Depois de, há dois anos, o governo espanhol ter introduzido uma lei de memória democrática destinada a permitir mais “justiça, reparação e dignidade” às vítimas da guerra civil e da ditadura espanhola, especialistas da ONU vieram agora a público alertar que as resoluções propostas por governos de coligação regional de direita e extrema-direita, com o objetivo de combater a medida do Executivo socialista, podem violar as normais internacionais de direitos humanos.
Segundo o The Guardian, a lei adotada pelos socialistas contém dezenas de medidas destinadas a ajudar a “resolver a dívida da democracia espanhola para com o seu passado”. Entre as medidas propostas estão a necessidade de elaborar um censo e a criação de um banco nacional de ADN para ajudar a localizar e identificar os restos mortais de dezenas de milhares de pessoas. A lei pretendia ainda proibir grupos de glorificarem o regime de Franco e “redefinir” o Vale dos Caídos, a gigante basílica e memorial onde Franco permaneceu durante 44 anos até ser exumado, em 2019.
Políticas da memória e memórias da política em Espanha: usos e manipulações recentes
O problema reside, então, nas chamadas “leis da concórdia” que o PP e o Vox procuram aplicar nas regiões que governam coligados: Aragão, Castela e Leão e Valência.

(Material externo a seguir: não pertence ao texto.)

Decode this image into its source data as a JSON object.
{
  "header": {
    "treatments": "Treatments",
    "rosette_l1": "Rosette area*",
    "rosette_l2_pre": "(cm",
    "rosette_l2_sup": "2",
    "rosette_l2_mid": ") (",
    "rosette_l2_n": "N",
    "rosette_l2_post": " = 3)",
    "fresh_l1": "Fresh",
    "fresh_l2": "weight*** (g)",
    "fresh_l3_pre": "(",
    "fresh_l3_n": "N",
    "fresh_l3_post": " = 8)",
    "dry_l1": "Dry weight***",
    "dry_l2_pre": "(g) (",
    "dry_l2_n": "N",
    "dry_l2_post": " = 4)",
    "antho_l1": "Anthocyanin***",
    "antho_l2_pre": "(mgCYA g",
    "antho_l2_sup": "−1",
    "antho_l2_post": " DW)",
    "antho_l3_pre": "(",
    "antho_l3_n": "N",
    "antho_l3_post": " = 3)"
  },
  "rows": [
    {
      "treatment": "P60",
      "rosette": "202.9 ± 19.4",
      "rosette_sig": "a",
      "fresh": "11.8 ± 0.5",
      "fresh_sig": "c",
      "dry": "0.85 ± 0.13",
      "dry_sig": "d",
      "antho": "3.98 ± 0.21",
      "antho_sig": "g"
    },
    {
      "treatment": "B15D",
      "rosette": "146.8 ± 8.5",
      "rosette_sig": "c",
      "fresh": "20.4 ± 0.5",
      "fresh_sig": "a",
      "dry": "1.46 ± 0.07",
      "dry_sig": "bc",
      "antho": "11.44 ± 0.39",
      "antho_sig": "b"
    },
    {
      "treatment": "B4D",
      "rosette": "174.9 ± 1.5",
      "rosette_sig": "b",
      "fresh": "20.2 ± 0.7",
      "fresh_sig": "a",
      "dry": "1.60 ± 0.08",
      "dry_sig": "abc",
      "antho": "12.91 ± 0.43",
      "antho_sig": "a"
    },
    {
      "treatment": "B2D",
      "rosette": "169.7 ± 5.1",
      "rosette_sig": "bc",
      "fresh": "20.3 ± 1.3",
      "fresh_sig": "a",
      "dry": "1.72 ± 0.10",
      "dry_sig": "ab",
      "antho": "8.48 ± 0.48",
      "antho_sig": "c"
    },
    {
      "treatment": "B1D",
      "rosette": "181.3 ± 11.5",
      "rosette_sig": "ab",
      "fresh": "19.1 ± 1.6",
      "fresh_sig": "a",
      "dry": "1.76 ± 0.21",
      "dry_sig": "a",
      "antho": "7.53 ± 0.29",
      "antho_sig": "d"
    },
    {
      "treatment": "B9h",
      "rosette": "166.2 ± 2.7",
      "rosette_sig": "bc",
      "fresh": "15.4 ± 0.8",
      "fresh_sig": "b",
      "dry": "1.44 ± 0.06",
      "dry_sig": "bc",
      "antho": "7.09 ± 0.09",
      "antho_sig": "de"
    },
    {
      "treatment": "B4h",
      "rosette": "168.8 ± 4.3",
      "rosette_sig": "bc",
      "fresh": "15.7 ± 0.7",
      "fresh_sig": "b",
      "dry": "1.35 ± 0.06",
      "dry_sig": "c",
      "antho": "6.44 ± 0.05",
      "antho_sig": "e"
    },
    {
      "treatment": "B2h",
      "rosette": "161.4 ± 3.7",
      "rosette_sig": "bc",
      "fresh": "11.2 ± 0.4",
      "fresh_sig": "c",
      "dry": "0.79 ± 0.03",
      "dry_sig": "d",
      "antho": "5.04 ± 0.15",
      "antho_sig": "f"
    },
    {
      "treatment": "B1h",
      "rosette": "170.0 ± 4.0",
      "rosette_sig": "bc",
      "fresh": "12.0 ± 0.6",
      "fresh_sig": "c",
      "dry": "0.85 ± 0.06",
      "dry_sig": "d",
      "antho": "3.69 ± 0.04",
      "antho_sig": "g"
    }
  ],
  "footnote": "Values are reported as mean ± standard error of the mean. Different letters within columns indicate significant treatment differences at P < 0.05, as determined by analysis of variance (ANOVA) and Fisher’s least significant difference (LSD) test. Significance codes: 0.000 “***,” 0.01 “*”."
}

Em Castela e Leão, avança o jornal inglês, a lei apresentada não utiliza a palavra “ditadura” quando se refere à era de Franco e não condena as violações dos direitos humanos cometidas entre o início da guerra civil e o regresso da democracia, alertam os especialistas, que acrescentam que a lei “tornaria invisíveis as graves violações dos direitos humanos cometidas durante a ditadura de Franco”.
Já em Valência, a lei proposta pelo Vox estaria a desconsiderar centenas de milhares de vítimas da guerra civil e do franquismo, com os especialistas a referirem-se a “todas as vítimas da violência social, política e terrorista e da perseguição ideológica e religiosa”. Por fim, os peritos consideraram que Espanha tem uma missão para com as vítimas de desaparecimentos forçados.
Em carta enviada ao governo de Espanha no final de abril, três especialistas da ONU disseram que a informação que tinham recebido sobre as leis propostas “poderiam afetar as obrigações do Estado espanhol quando se trata de direitos humanos, especialmente a sua obrigação de garantir a preservação de memória histórica sobre graves violações dos direitos humanos”.
A carta foi assinada por Fabián Salvioli, relator especial para a promoção de verdade, justiça e reparação, Aua Baldé, presidente do grupo de trabalho sobre desaparecimentos forçados ou involuntários, e Morris Tidball-Binz, relator especial sobre desaparecimentos extrajudiciais, sumários ou execuções arbitrárias.
“Instamos o governo espanhol a tomar todas as medidas necessárias para garantir o estrito respeito pelas normas internacionais que regem a preservação da memória histórica sobre graves violações dos direitos humanos”, acrescenta a carta.
Para os especialistas, a “lei da concórdia” pode acabar com projetos públicos de memória histórica e encobrir as graves violações dos direitos humanos cometidas durante a ditadura de Franco, porque não faz qualquer menção ou crítica explícita à natureza ditatorial do regime. Segundo a carta, a lei pode “suprimir muitas associações e atividades de memória histórica.